A 34-day-old girl was admitted to the department of pulmonology with fever from day 26. The peak body temperature was 37.6–37.7°C. She was born to a Chinese 25-year-old G1P0 at 37 weeks 4 days’ gestation (3300 g birth weight without resuscitation). Her mother had visited and stayed for several periods in her parents’ house, where 20 sheep were once kept. Although she had never fed or touched those sheep, the mother had fatigue and arthralgia for two weeks, fever and membrane rupture one day before the baby was born. Considering that the mother might have been experiencing chorioamnionitis, which was later confirmed by pathology, the baby was delivered by cesarean section. The baby was fed with mother’s milk for four days until the mother’s blood culture revealed a positive result of brucellosis. The mother was immediately started on six weeks’ course of rifampicin and doxycycline. A screening of Rose Bengal plate test among her family showed that the mother’s father was also positive and symptomatic, while other family members were negative. The grandfather had fatigue, arthralgia and low grade fever for four months, but did not seek medical help. He had killed and sold all the sheep because of his fatigue and arthralgia before the baby was born.

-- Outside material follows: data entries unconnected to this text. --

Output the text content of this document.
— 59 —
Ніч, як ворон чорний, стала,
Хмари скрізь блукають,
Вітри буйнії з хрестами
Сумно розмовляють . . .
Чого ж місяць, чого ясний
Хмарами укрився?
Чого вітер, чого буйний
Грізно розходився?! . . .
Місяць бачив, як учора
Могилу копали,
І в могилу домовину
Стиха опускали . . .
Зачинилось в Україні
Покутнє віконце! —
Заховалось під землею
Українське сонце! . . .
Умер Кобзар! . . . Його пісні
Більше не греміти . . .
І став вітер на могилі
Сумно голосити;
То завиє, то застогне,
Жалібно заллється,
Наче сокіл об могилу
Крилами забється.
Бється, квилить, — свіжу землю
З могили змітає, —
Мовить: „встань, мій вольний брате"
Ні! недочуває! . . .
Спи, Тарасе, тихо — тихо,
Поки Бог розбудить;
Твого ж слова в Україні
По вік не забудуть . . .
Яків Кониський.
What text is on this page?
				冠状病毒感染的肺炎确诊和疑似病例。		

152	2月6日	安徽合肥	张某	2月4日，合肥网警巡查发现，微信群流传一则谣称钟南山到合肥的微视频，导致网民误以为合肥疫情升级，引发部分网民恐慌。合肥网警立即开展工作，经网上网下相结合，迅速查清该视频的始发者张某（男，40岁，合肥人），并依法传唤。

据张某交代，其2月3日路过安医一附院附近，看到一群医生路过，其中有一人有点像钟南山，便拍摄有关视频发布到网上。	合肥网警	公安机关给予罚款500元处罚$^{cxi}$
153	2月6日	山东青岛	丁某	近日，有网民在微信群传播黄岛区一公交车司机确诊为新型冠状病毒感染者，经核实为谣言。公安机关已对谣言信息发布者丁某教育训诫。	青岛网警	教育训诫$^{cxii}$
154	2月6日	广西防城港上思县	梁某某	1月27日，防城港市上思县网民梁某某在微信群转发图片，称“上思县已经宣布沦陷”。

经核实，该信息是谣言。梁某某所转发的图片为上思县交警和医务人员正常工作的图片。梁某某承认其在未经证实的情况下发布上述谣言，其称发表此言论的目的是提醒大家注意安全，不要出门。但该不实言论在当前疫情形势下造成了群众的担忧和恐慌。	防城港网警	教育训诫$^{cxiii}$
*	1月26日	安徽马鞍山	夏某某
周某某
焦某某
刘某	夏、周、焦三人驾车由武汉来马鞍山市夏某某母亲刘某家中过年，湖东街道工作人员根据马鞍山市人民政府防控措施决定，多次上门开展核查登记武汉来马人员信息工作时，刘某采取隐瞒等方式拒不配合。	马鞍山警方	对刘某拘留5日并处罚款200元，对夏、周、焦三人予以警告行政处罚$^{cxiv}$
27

The baby’s father took her to the pediatric department at another hospital on the third day of fever, where acute upper respiratory tract infection was diagnosed and she was observed for one night. Blood samples were obtained for blood culture and Rose Bengal plate test. The baby’s body temperature returned to normal on the second day, so she was discharged. However, fever returned after three days of normal body temperature. This time, she was agitated and often cried. She had a peak body temperature of 37.7°C, once a day. Her father immediately brought her to our hospital. She was admitted to the department of pulmonology after a short examination at the outpatient clinic, without any laboratory test or therapy. On physical examination, the girl was febrile (37.6°C), with heart rate 144 beats/minute, respiratory rate 34/min, blood pressure 74/43 mm Hg. She appeared acutely ill but nontoxic. Her oral mucosa was normal. Her lungs were clear in auscultation. Her abdomen was not distended. Liver and spleen were not palpable below the costal margin. Her joints were all normal. Findings of neurological and dermatological examinations were normal.
On the second day, the girl continued to have fever. The highest body temperature was 38.2°C. Moreover, she seemed lethargic. Bacterial meningitis was suspected and lumbar puncture was performed. The cerebrospinal fluid (CSF) contained 85 leukocytes/microliter (86% mononuclear cells), with a protein level of 102.6 milligram/deciliter and a glucose level of 40 milligram/deciliter. The local hospital reported positive blood culture for Brucella melitensis and positive Rose Bengal plate test. Culture of two samples of blood and one sample of CSF also showed positive for Brucella melitensis (Fig. 1). The diagnosis of brucellosis and Brucella melitensis meningitis were established, along with hyperbilirubinemia and liver dysfunction. Since sulfamethoxazole/trimethiprim (SMZ/TMP) is forbidden for use in children < 2 months according to its drug directions, we stared treatment of rifampicin (for six weeks) and meropenem (for two weeks). Her body temperature returned to normal within two days of treatment but reoccurred on day 18 after discontinuing rifampicin. Laboratory tests including positive blood culture with Brucella melitensis, positive Rose Bengal plate test, and > 1:400 in serum agglutination test (SAT) of brucellosis suggested relapse of brucellosis. A combination therapy of rifampicin and SMZ/TMP was immediately started for eight weeks. Her body temperature returned to normal on the third day. She was normal for 42 days after which she became febrile and had positive blood culture for Brucella melitensis. The disease lasted for more than six months altogether, suggesting chronic brucellosis. So three courses of combination therapy of rifampicin and SMZ/TMP for six weeks each with one week’s interval were started. Her body temperature returned to normal from the second day of therapy. At present, she is 10 months old, and is in the third course of chronic brucellosis therapy (Fig. 2). In the later two relapses, she also had liver dysfunction. However, besides fever, she had no other sign or symptom. Her liver function reverted to normal in 1–2 weeks after therapy every time. Results of brain magnetic resonance imaging, electroencephalogram, ultrasonic sound of heart, liver, spleen, kidneys, uterus, ovaries were normal.
Brucella melitensis DNA was detected in mother’s placental wax specimen by next-generation sequencing and bacterial identification under microscope (Fig. 3) suggested that this was a congenital brucellosis case.